Agradecemos a gentil recepção de nossos observadores, e estamos estudando com interesse os relatórios deles mostrando que muitas mudanças estão sendo introduzidas na Igreja Romana. Agradeceremos a Deus se essas mudanças servirem à causa de aproximá-la da Ortodoxia. No entanto, se Roma tem muito a mudar para retornar à "expressão da Fé dos Apóstolos", a Igreja Ortodoxa, que mantém a fé impecável até agora, não tem nada a mudar.

A Tradição da Igreja e o exemplo dos Santos Padres nos ensinam que a Igreja não mantém diálogo com aqueles que se separaram da Ortodoxia.

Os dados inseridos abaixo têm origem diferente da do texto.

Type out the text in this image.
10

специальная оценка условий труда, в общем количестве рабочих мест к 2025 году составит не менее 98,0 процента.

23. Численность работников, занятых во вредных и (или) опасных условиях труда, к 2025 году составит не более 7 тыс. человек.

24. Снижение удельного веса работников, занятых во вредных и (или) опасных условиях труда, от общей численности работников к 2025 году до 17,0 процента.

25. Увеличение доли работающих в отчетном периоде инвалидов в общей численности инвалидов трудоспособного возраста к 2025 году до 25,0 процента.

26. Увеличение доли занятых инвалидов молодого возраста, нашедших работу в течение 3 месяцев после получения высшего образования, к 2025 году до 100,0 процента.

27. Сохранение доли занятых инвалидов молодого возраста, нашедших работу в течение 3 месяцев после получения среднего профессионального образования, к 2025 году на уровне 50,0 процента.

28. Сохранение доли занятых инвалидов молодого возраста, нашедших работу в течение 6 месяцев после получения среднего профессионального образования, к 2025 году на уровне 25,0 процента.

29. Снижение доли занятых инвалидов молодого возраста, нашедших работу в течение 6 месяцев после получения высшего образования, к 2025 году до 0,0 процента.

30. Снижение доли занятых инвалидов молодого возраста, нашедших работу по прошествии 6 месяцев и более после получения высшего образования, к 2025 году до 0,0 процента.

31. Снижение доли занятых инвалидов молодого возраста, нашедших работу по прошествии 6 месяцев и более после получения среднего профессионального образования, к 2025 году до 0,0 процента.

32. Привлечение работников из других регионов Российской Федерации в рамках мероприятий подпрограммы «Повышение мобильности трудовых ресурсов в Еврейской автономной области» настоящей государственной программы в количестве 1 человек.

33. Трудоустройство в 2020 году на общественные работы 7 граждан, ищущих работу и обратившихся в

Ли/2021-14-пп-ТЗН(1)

Em vez disso, a Igreja dirige-se a eles um monólogo que os convida a retornar ao seu rebanho através da rejeição de quaisquer doutrinas divergentes.

Um verdadeiro diálogo implica uma troca de pontos de vista com a possibilidade de persuadir os participantes a alcançar um acordo. Como se pode perceber da Encíclica "Ecclesiam Suam", o Papa Paulo VI entende o diálogo como um plano para a nossa união com Roma com a ajuda de alguma fórmula que deixaria inalteradas suas doutrinas e particularmente sua doutrina dogmática sobre a posição do Papa na Igreja.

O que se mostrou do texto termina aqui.